Diese Rückabwicklung erfolgt nach den Vorgaben des europäischen Beihilferechts. Denn auch wenn beispielsweise das EEG selbst Regelungen vorsieht, wie mit fehlerhaft gewälzten Mitteln umgegangen wird, müssen aus Gründen einer effektiven Durchsetzung (effet utile) des europäischen Beihilferechts dessen Vorgaben zumindest berücksichtigt werden.
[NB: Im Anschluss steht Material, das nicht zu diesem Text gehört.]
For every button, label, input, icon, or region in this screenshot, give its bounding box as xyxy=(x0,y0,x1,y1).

So regelt § 57 Abs. 5 S. 3 EEG 2017 beispielsweise, dass Rückforderungsansprüche zwischen Netzbetreibern und Anlagenbetreibern sowie – auf der nächsten Stufe – zwischen Übertragungsnetzbetreibern und Netzbetreibern mit Ablauf des 31. Dezembers des zweiten auf die Einspeisung folgenden Kalenderjahres verjähren. Diese Verjährungsregeln sind aber am Grundsatz des effet utile zu messen und dürfen dem beihilferechtlich intendierten Rückgewähranspruch nicht entgegenstehen. Fraglich ist deshalb, wie die prinzipiell nach Art. 17 Abs. 1 der Verfahrensverordnung (Verordnung Nr. 2015/1589 vom 13. Juli 2015, VVO) geltende 10-jährige Verjährungsfrist für Maßnahmen der Kommission damit in Einklang zu bringen ist.
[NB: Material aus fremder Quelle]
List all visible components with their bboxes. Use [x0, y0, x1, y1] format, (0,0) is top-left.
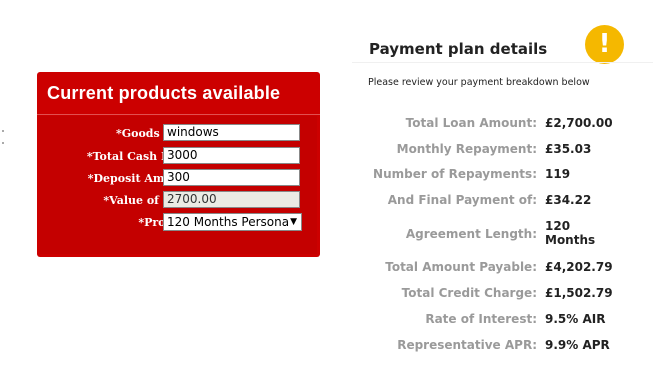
plan-row-label: Total Amount Payable:: [385, 260, 537, 274]
deposit-input[interactable]: [163, 169, 300, 186]
plan-row-label: And Final Payment of:: [387, 193, 537, 207]
plan-row-value: £4,202.79: [545, 260, 613, 274]
plan-row-label: Monthly Repayment:: [396, 142, 537, 156]
plan-row-value: £35.03: [545, 142, 592, 156]
plan-row-value: 9.5% AIR: [545, 312, 606, 326]
plan-row-value: 119: [545, 167, 571, 181]
plan-row-label: Rate of Interest:: [425, 312, 537, 326]
plan-row-value: £2,700.00: [545, 116, 613, 130]
exclamation-icon: !: [585, 25, 624, 64]
edge-mark: [2, 130, 4, 132]
product-select[interactable]: 120 Months Persona ▼: [163, 213, 302, 231]
plan-row-value: £1,502.79: [545, 286, 613, 300]
plan-row-label: Number of Repayments:: [373, 167, 537, 181]
plan-row-label: Agreement Length:: [405, 227, 537, 241]
plan-title: Payment plan details: [369, 40, 548, 58]
dropdown-arrow-icon: ▼: [290, 217, 297, 227]
product-selected-value: 120 Months Persona: [167, 215, 290, 229]
plan-row-value-unit: Months: [545, 233, 596, 247]
edge-mark: [2, 142, 4, 144]
deposit-row: *Deposit Amount:: [40, 169, 317, 189]
plan-row-value: 120: [545, 219, 571, 233]
loan-value-input: [163, 191, 300, 208]
plan-row-label: Total Loan Amount:: [405, 116, 537, 130]
plan-row-value: £34.22: [545, 193, 592, 207]
goods-desc-input[interactable]: [163, 124, 300, 141]
payment-plan-panel: Payment plan details ! Please review you…: [352, 0, 653, 367]
plan-subtitle: Please review your payment breakdown bel…: [368, 77, 590, 88]
plan-row-label: Representative APR:: [397, 338, 537, 352]
goods-desc-row: *Goods Desc:: [40, 124, 317, 144]
form-title: Current products available: [47, 83, 281, 103]
product-row: *Product: 120 Months Persona ▼: [40, 213, 317, 233]
cash-price-row: *Total Cash Price:: [40, 147, 317, 167]
products-form-panel: Current products available *Goods Desc: …: [37, 72, 320, 257]
form-body: *Goods Desc: *Total Cash Price: *Deposit…: [40, 116, 317, 254]
cash-price-input[interactable]: [163, 147, 300, 164]
loan-value-row: *Value of Loan:: [40, 191, 317, 211]
plan-header: Payment plan details !: [352, 0, 653, 64]
header-divider: [352, 62, 653, 63]
plan-row-value: 9.9% APR: [545, 338, 610, 352]
form-header: Current products available: [37, 72, 320, 115]
plan-row-label: Total Credit Charge:: [401, 286, 537, 300]
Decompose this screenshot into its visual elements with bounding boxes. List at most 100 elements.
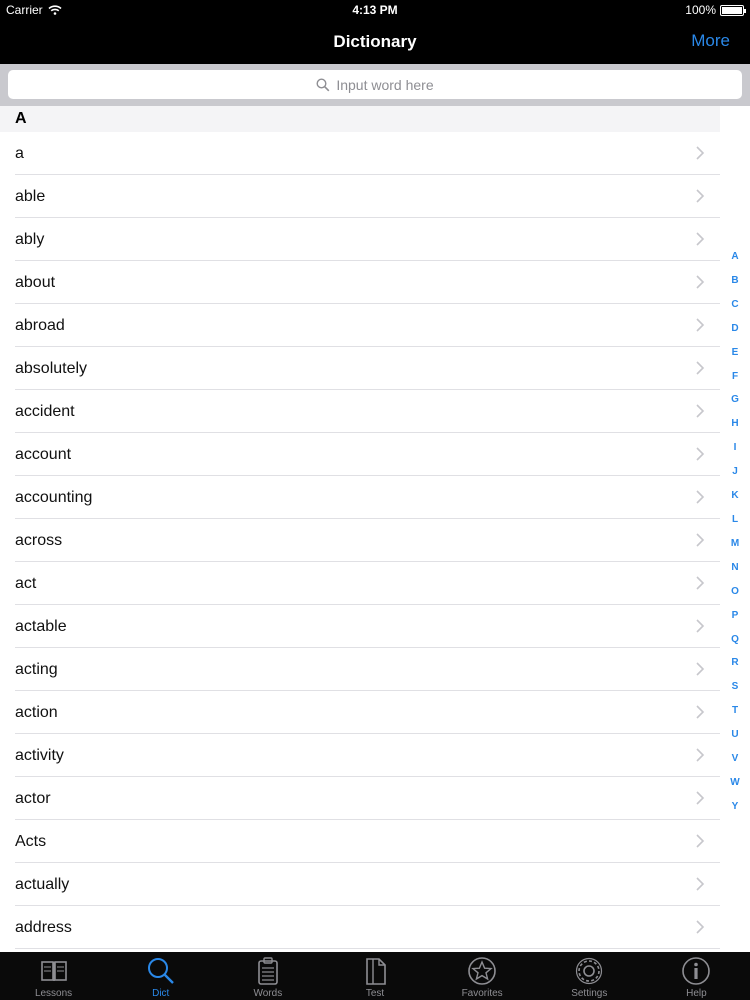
index-letter-c[interactable]: C — [731, 298, 738, 312]
index-letter-n[interactable]: N — [731, 561, 738, 575]
star-icon — [468, 957, 496, 985]
chevron-right-icon — [696, 361, 705, 375]
tab-settings[interactable]: Settings — [536, 952, 643, 1000]
more-button[interactable]: More — [691, 31, 730, 51]
word-row-acts[interactable]: Acts — [0, 820, 720, 863]
tab-lessons[interactable]: Lessons — [0, 952, 107, 1000]
index-letter-d[interactable]: D — [731, 322, 738, 336]
word-rows: a able ably about abroad absolutely accident ac… — [0, 132, 720, 949]
search-placeholder: Input word here — [336, 76, 434, 93]
word-row-act[interactable]: act — [0, 562, 720, 605]
index-letter-i[interactable]: I — [734, 441, 737, 455]
word-row-action[interactable]: action — [0, 691, 720, 734]
word-row-abroad[interactable]: abroad — [0, 304, 720, 347]
index-letter-j[interactable]: J — [732, 465, 738, 479]
chevron-right-icon — [696, 705, 705, 719]
gear-icon — [576, 957, 603, 985]
index-letter-f[interactable]: F — [732, 370, 738, 384]
tab-label: Lessons — [34, 988, 73, 999]
word-row-actable[interactable]: actable — [0, 605, 720, 648]
word-row-a[interactable]: a — [0, 132, 720, 175]
tab-help[interactable]: Help — [643, 952, 750, 1000]
tab-label: Settings — [571, 988, 608, 999]
index-letter-s[interactable]: S — [732, 680, 739, 694]
info-icon — [682, 957, 711, 985]
word-label: act — [15, 574, 37, 592]
word-label: across — [15, 531, 63, 549]
index-letter-p[interactable]: P — [732, 609, 739, 623]
chevron-right-icon — [696, 662, 705, 676]
tab-label: Favorites — [461, 988, 503, 999]
index-letter-a[interactable]: A — [731, 250, 738, 264]
index-letter-o[interactable]: O — [731, 585, 739, 599]
word-list[interactable]: A a able ably about abroad absolutely accident… — [0, 106, 720, 952]
word-label: absolutely — [15, 359, 88, 377]
index-letter-e[interactable]: E — [732, 346, 739, 360]
battery: 100% — [685, 3, 746, 17]
word-row-across[interactable]: across — [0, 519, 720, 562]
battery-percent: 100% — [685, 3, 716, 17]
word-label: ably — [15, 230, 45, 248]
tab-label: Help — [686, 988, 707, 999]
tab-test[interactable]: Test — [321, 952, 428, 1000]
index-letter-l[interactable]: L — [732, 513, 738, 527]
word-row-actor[interactable]: actor — [0, 777, 720, 820]
word-row-address[interactable]: address — [0, 906, 720, 949]
chevron-right-icon — [696, 877, 705, 891]
tab-favorites[interactable]: Favorites — [429, 952, 536, 1000]
chevron-right-icon — [696, 619, 705, 633]
alphabet-index[interactable]: ABCDEFGHIJKLMNOPQRSTUVWY — [720, 250, 750, 814]
tab-dict[interactable]: Dict — [107, 952, 214, 1000]
word-label: Acts — [15, 832, 47, 850]
word-label: address — [15, 918, 72, 936]
page-title: Dictionary — [333, 32, 417, 51]
search-input[interactable]: Input word here — [8, 70, 742, 99]
chevron-right-icon — [696, 533, 705, 547]
search-bar: Input word here — [0, 64, 750, 106]
word-label: actor — [15, 789, 51, 807]
chevron-right-icon — [696, 834, 705, 848]
index-letter-y[interactable]: Y — [732, 800, 739, 814]
word-row-about[interactable]: about — [0, 261, 720, 304]
search-icon — [316, 77, 330, 91]
battery-icon — [720, 4, 746, 16]
index-letter-h[interactable]: H — [731, 417, 738, 431]
word-row-accident[interactable]: accident — [0, 390, 720, 433]
word-label: a — [15, 144, 24, 162]
index-letter-k[interactable]: K — [731, 489, 738, 503]
word-label: account — [15, 445, 72, 463]
chevron-right-icon — [696, 791, 705, 805]
word-label: action — [15, 703, 58, 721]
index-letter-v[interactable]: V — [732, 752, 739, 766]
word-label: actually — [15, 875, 70, 893]
word-row-absolutely[interactable]: absolutely — [0, 347, 720, 390]
status-time: 4:13 PM — [352, 3, 398, 17]
index-letter-q[interactable]: Q — [731, 633, 739, 647]
index-letter-m[interactable]: M — [731, 537, 739, 551]
index-letter-b[interactable]: B — [731, 274, 738, 288]
word-label: activity — [15, 746, 64, 764]
word-row-ably[interactable]: ably — [0, 218, 720, 261]
word-row-able[interactable]: able — [0, 175, 720, 218]
section-header: A — [0, 106, 720, 132]
status-bar: Carrier 4:13 PM 100% — [0, 0, 750, 20]
chevron-right-icon — [696, 490, 705, 504]
index-letter-r[interactable]: R — [731, 656, 738, 670]
index-letter-t[interactable]: T — [732, 704, 738, 718]
word-label: about — [15, 273, 56, 291]
word-row-activity[interactable]: activity — [0, 734, 720, 777]
tab-words[interactable]: Words — [214, 952, 321, 1000]
word-row-accounting[interactable]: accounting — [0, 476, 720, 519]
chevron-right-icon — [696, 404, 705, 418]
word-row-account[interactable]: account — [0, 433, 720, 476]
navigation-bar: Dictionary More — [0, 20, 750, 64]
index-letter-g[interactable]: G — [731, 393, 739, 407]
word-row-acting[interactable]: acting — [0, 648, 720, 691]
word-row-actually[interactable]: actually — [0, 863, 720, 906]
index-letter-w[interactable]: W — [730, 776, 739, 790]
search-icon — [147, 958, 174, 984]
book-icon — [40, 961, 67, 981]
chevron-right-icon — [696, 576, 705, 590]
word-label: accounting — [15, 488, 93, 506]
index-letter-u[interactable]: U — [731, 728, 738, 742]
Weitere ungeklärte Folgeprobleme
Weitere Konsequenzen dieser Entwicklung sind ebenfalls ungeklärt. Neben der Frage, wer konkret zur Rückforderung verpflichtet wäre, stellt sich auch die Frage, ob und bejahendenfalls wer eine Beihilfe notifizieren müsste, um formal ein Prüfverfahren beginnen zu können (Art. 108 Abs. 3 AEUV). Dies ist nur bei neuen Beihilfen notwendig: Verbleiben wegen fehlerhafter Wälzung finanzielle Mittel an einer Stelle im Umlagesystem, kann der Zeitpunkt, ab dem eine neue Beihilfe vorliegt, kaum abstrakt bestimmt werden. Die Spannbreite reicht von einem Verzicht auf die Rückforderung über den Eintritt der Verjährung nach nationalen Verjährungsvorschriften bis hin zur letztinstanzlichen Entscheidung über den Rückforderungsanspruch (vgl. dazu und zum Thema insgesamt weitergehend Lippert/Kindler, Die Staatlichkeit finanzieller Mittel in Umlagesystemen, EnWZ 2017, 256).
Fazit
Das Urteil des EuG vom 10. Mai 2016 verstärkt die rechtlichen Risiken für Marktteilnehmer im Energiesektor. Nunmehr können auch Fehler bei der Durchführung des innerstaatlich regulierten Wälzungsmechanismus dazu führen, dass ungewollt auf einer Stufe des Systems eine Begünstigung entsteht, welche die Voraussetzungen einer unionsrechtswidrigen Beihilfe erfüllt. Das europäische Beihilferecht wird deshalb zunehmend im Rahmen eines energiewirtschaftlichen Compliance-Managementsystems zu berücksichtigen sein. Konkret im Rahmen von Umlagesystemen, die im Energierecht weiter zunehmen, sind Unternehmen daher in Zukunft insbesondere gehalten, darauf zu achten, dass die finanzielle Weitergabe der Mittel ordnungsgemäß durchgeführt wird. Andernfalls kann eine unionsrechtlich zwingende Rückabwicklung mit bislang unbekannten Folgeproblemen drohen.